Het spreekt voor zich dat het te pas en te onpas hanteren van grendels en alarmbellen de besluitvorming laat vastlopen. Intussen is onze regio vandaag niet meer te vergelijken met het Vlaanderen van de jaren 60. Cultureel, sociaaleconomisch en politiek zijn wij een topregio met een eigen parlement en belangrijke bevoegdheden. Maar het Vlaamse trekpaard krijgt voortdurend stokken tussen de benen en al is dat meer dan frustrerend, het is geen reden tot institutionele stilstand.

Voor de independentisten ligt de oplossing in een onafhankelijke staat Vlaanderen, waarvoor minstens in Vlaanderen een meerderheid nodig is en dan nog… Voor de confederalisten, die streven naar een autonome regio in een Europa van volkeren en regio’s, is de gestadige vooruitgang van partijen die het zelfbeschikkingsrecht verdedigen nog geen garantie voor onmiddellijk succes. Dat zal hen echter niet beletten om door te gaan.

Beide opties zijn niet onmiddellijk realiseerbaar doch intussen verdienen de mensen onder en boven de taalgrens en in onze multiculturele hoofdstad om fatsoenlijk bestuurd te worden. Verder aanmodderen en wachten om de Brusselse chaos aan te pakken is geen optie.

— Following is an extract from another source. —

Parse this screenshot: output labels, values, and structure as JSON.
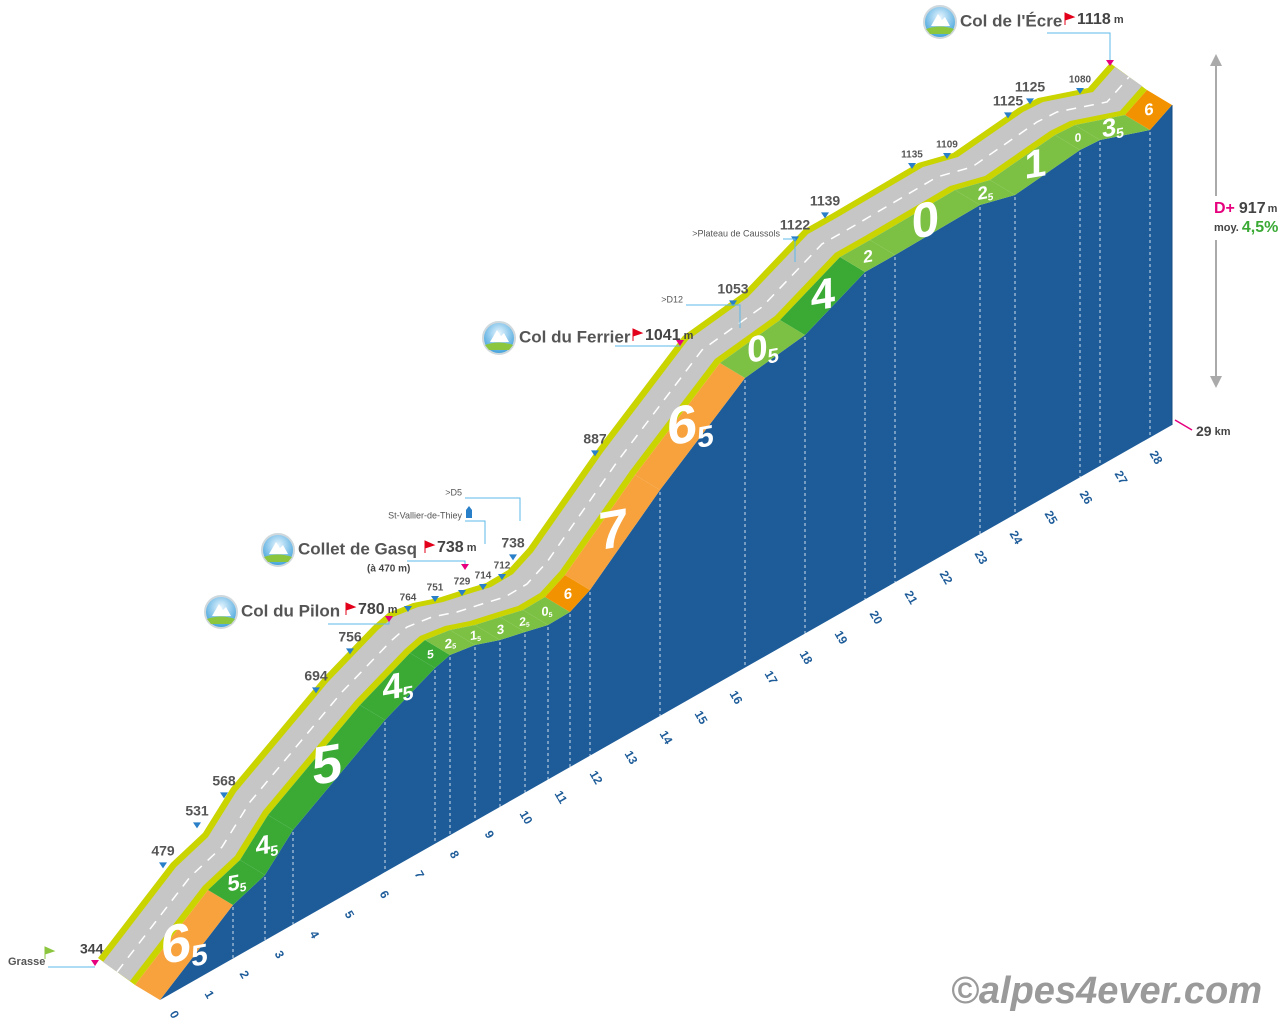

Daarvoor is politieke creativiteit en Vlaamse eensgezindheid nodig. In Vlaanderen groeit een consensus over de veranderingen die noodzakelijk zijn om het Brussels hoofdstedelijk gewest om te vormen tot een efficiënt bestuurbaar geheel met één politiezone. De 19 baronieën moeten gefusioneerd worden, hun bevoegdheden overgedragen aan het Brussels Gewest.

Bij het inrichten van districten moet de participatie van een zeer diverse bevolking verzekerd worden. De aanwezigheid van de Vlaamse gemeenschap moet ook op dat niveau mogelijk zijn, zodat Vlaanderen zijn rol kan blijven spelen in de hele agglomeratie die zich ook hoofdstad van Europa mag noemen.